Spreading the Load – CPU Affinities and Hyper-Threading
Many users disable Hyper-Threading to ensure maximum performance. When the technology first emerged, this was good advice for users with real-time application. However, now that CPU architectures have matured, as have operating system CPU schedulers, the question of whether to disable Hyper-Threading is a little more complicated.
Modern desktop and laptop CPUs from AMD and Intel both use paired core methodologies. This is known as Hyper-Threading on Intel CPUs, and Simultaneous Multi-Threading (SMT) for AMD. This technology has evolved over the years. At first it was merely a lesser-capable ‘fake’ logical core attached to every real physical core, relying on most of that physical core’s computational units. AMD went in a slightly different direction starting with Bulldozer, sharing computational units equally between a pair of CPU cores. In fact, AMD initially tried to advertise each of these paired logical cores as a full physical CPU core, for which they were eventually subject to a class action lawsuit.

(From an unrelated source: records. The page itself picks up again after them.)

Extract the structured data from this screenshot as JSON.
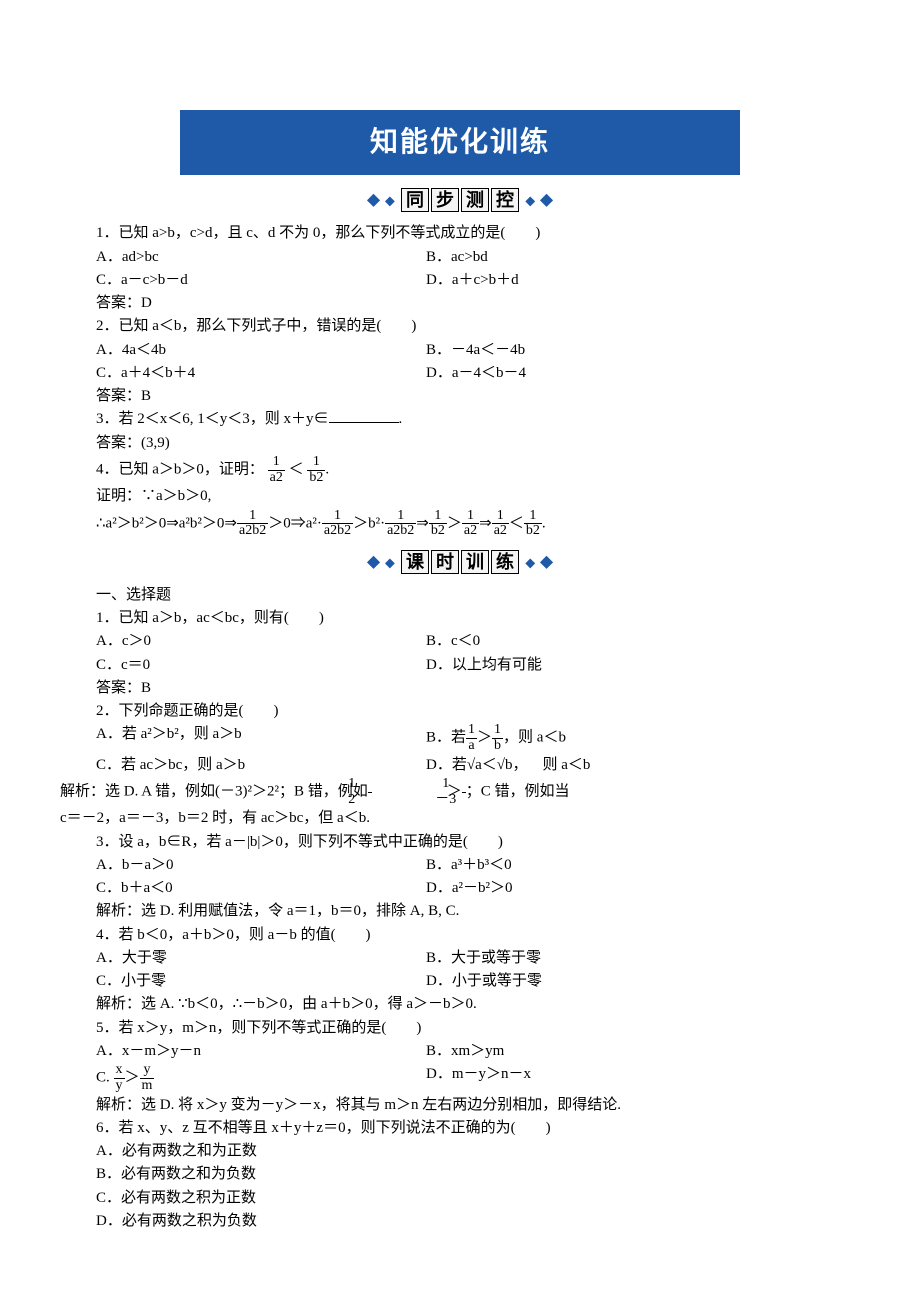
{
  "banner": "知能优化训练",
  "sections": {
    "sync": {
      "title_chars": [
        "同",
        "步",
        "测",
        "控"
      ]
    },
    "practice": {
      "title_chars": [
        "课",
        "时",
        "训",
        "练"
      ]
    }
  },
  "sync_questions": {
    "q1": {
      "stem": "1．已知 a>b，c>d，且 c、d 不为 0，那么下列不等式成立的是(　　)",
      "a": "A．ad>bc",
      "b": "B．ac>bd",
      "c": "C．a－c>b－d",
      "d": "D．a＋c>b＋d",
      "ans": "答案：D"
    },
    "q2": {
      "stem": "2．已知 a＜b，那么下列式子中，错误的是(　　)",
      "a": "A．4a＜4b",
      "b": "B．－4a＜－4b",
      "c": "C．a＋4＜b＋4",
      "d": "D．a－4＜b－4",
      "ans": "答案：B"
    },
    "q3": {
      "stem_pre": "3．若 2＜x＜6, 1＜y＜3，则 x＋y∈",
      "stem_post": ".",
      "ans": "答案：(3,9)"
    },
    "q4": {
      "stem_pre": "4．已知 a＞b＞0，证明：",
      "lt": "＜",
      "period": ".",
      "proof_label": "证明：∵a＞b＞0,",
      "chain_a": "∴a²＞b²＞0⇒a²b²＞0⇒",
      "chain_b": "＞0⇒a²·",
      "chain_c": "＞b²·",
      "chain_d": "⇒",
      "chain_e": "＞",
      "chain_f": "⇒",
      "chain_g": "＜",
      "chain_h": "."
    }
  },
  "section_label": "一、选择题",
  "practice_questions": {
    "q1": {
      "stem": "1．已知 a＞b，ac＜bc，则有(　　)",
      "a": "A．c＞0",
      "b": "B．c＜0",
      "c": "C．c＝0",
      "d": "D．以上均有可能",
      "ans": "答案：B"
    },
    "q2": {
      "stem": "2．下列命题正确的是(　　)",
      "a": "A．若 a²＞b²，则 a＞b",
      "b_pre": "B．若",
      "b_post": "，则 a＜b",
      "c": "C．若 ac＞bc，则 a＞b",
      "d_pre": "D．若",
      "d_post": "则 a＜b",
      "expl_a": "解析：选 D. A 错，例如(－3)²＞2²；B 错，例如",
      "expl_b": "＞",
      "expl_c": "；C 错，例如当",
      "expl_line2": "c＝－2，a＝－3，b＝2 时，有 ac＞bc，但 a＜b."
    },
    "q3": {
      "stem": "3．设 a，b∈R，若 a－|b|＞0，则下列不等式中正确的是(　　)",
      "a": "A．b－a＞0",
      "b": "B．a³＋b³＜0",
      "c": "C．b＋a＜0",
      "d": "D．a²－b²＞0",
      "expl": "解析：选 D. 利用赋值法，令 a＝1，b＝0，排除 A, B, C."
    },
    "q4": {
      "stem": "4．若 b＜0，a＋b＞0，则 a－b 的值(　　)",
      "a": "A．大于零",
      "b": "B．大于或等于零",
      "c": "C．小于零",
      "d": "D．小于或等于零",
      "expl": "解析：选 A. ∵b＜0，∴－b＞0，由 a＋b＞0，得 a＞－b＞0."
    },
    "q5": {
      "stem": "5．若 x＞y，m＞n，则下列不等式正确的是(　　)",
      "a": "A．x－m＞y－n",
      "b": "B．xm＞ym",
      "c_pre": "C. ",
      "d": "D．m－y＞n－x",
      "expl": "解析：选 D. 将 x＞y 变为－y＞－x，将其与 m＞n 左右两边分别相加，即得结论."
    },
    "q6": {
      "stem": "6．若 x、y、z 互不相等且 x＋y＋z＝0，则下列说法不正确的为(　　)",
      "a": "A．必有两数之和为正数",
      "b": "B．必有两数之和为负数",
      "c": "C．必有两数之积为正数",
      "d": "D．必有两数之积为负数"
    }
  },
  "frac": {
    "one": "1",
    "a2": "a2",
    "b2": "b2",
    "a2b2": "a2b2",
    "two": "2",
    "neg3": "－3",
    "x": "x",
    "y": "y",
    "m": "m",
    "a": "a",
    "b": "b",
    "gt": "＞",
    "comma": "，",
    "sqrt_a": "√a",
    "sqrt_b": "√b",
    "lt": "＜"
  },
  "colors": {
    "banner_bg": "#1e5aa8",
    "text": "#000000",
    "bg": "#ffffff"
  }
}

In time, we ended up calling these pairs a single physical CPU core, each having 2 logical CPU cores. Logical cores are also known as ‘threads’, but we don’t use that term to prevent confusion with software threads. Each of the paired logical CPU cores equally shares computational units with its twin. That means that both logical cores in a pair can execute code simultaneously, but will bottleneck when both need use of the same computational units at the same time.
For a dual-core CPU using Hyper-Threading, the four logical cores would be aligned like so:
0, 1 (paired – share computational units)
2, 3 (paired – share computational units)
Thus, it is preferred to ‘stagger’ a load across CPU core pairs. If you have 2 active threads, you do NOT want to put them on the same CPU core pair. Instead, you want to spread them out so that each is on a distinct pair of cores. For instance, instead of cores 0 and 1, you would pick cores 0 and 2. This would let you make full use of the CPU’s hardware.
CPU affinity for a 2 active thread application:
0, 1 – NOT Optimal
0, 2 – Optimal
The Windows CPU Scheduler is well aware of these paired CPU cores, so it makes an effort to assign threads to distinct CPU core pairs. However, if you want to do it yourself, you can use Process Lasso to set a default/persistent CPU affinity for select processes that staggers the cores available. You can use the ‘Hyper-Threaded Core Avoidance’ context menu selection, or just create your own CPU affinity. This is preferable to disabling Hyper-Threading for the entire system, as you can do it selectively where necessary, yet retain the very significant advantage of the technology.